Green periphyton represent the primary food source for grazers. The grazer_access property on each surface determines what fraction of the periphyton there are available to grazers, creating a natural refugia system where some surfaces protect periphyton from being completely consumed.

Surface types and presets

The model provides preset configurations for common substrate types — porous ceramic, smooth ceramic, gravel, sand, glass. Each preset defines roughness, grazer access, detachment rate, and carrying capacity values tuned to the physical characteristics of that substrate. For the full preset tables and property definitions, see Surfaces.

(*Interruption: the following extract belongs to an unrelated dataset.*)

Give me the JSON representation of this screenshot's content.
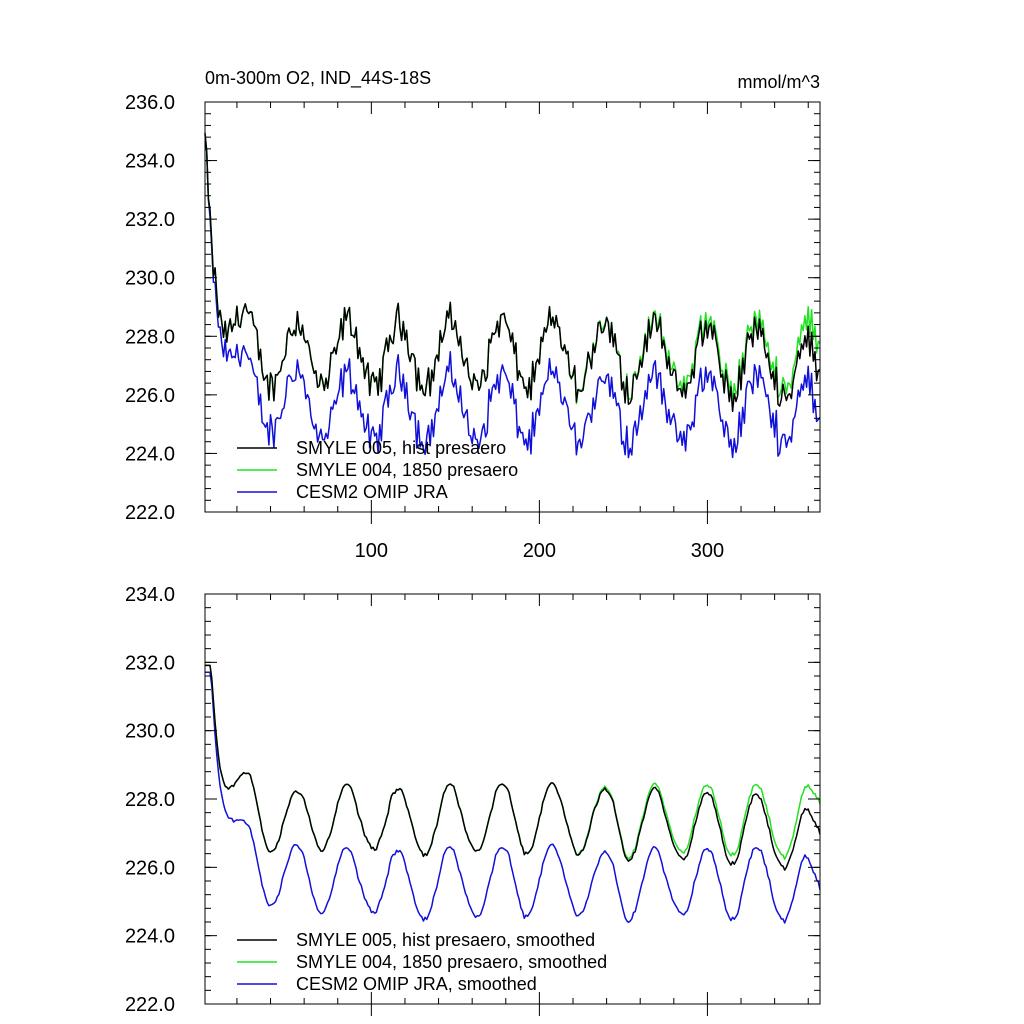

Mortality and detritus routing

When attached algae die, the dead biomass is routed to the detritus pools. The split between suspended detritus (fine particles floating in the water) and settled detritus (debris on the bottom) depends on whether the dead algae were planktonic or surface-attached:

Planktonic mortality uses the species' death_to_suspended_frac parameter (ranging from 10% to 50% suspended depending on species)
Surface mortality sends most dead biomass to settled detritus, since biofilm that sloughs off tends to sink. The exact split varies: green microalgae surface mortality is 20% suspended / 80% settled, and green periphyton are 50/50.

For green periphyton specifically, a fraction of dead biomass (20%) also becomes dissolved organic matter (DOM) from cell lysis, in addition to the detritus fractions.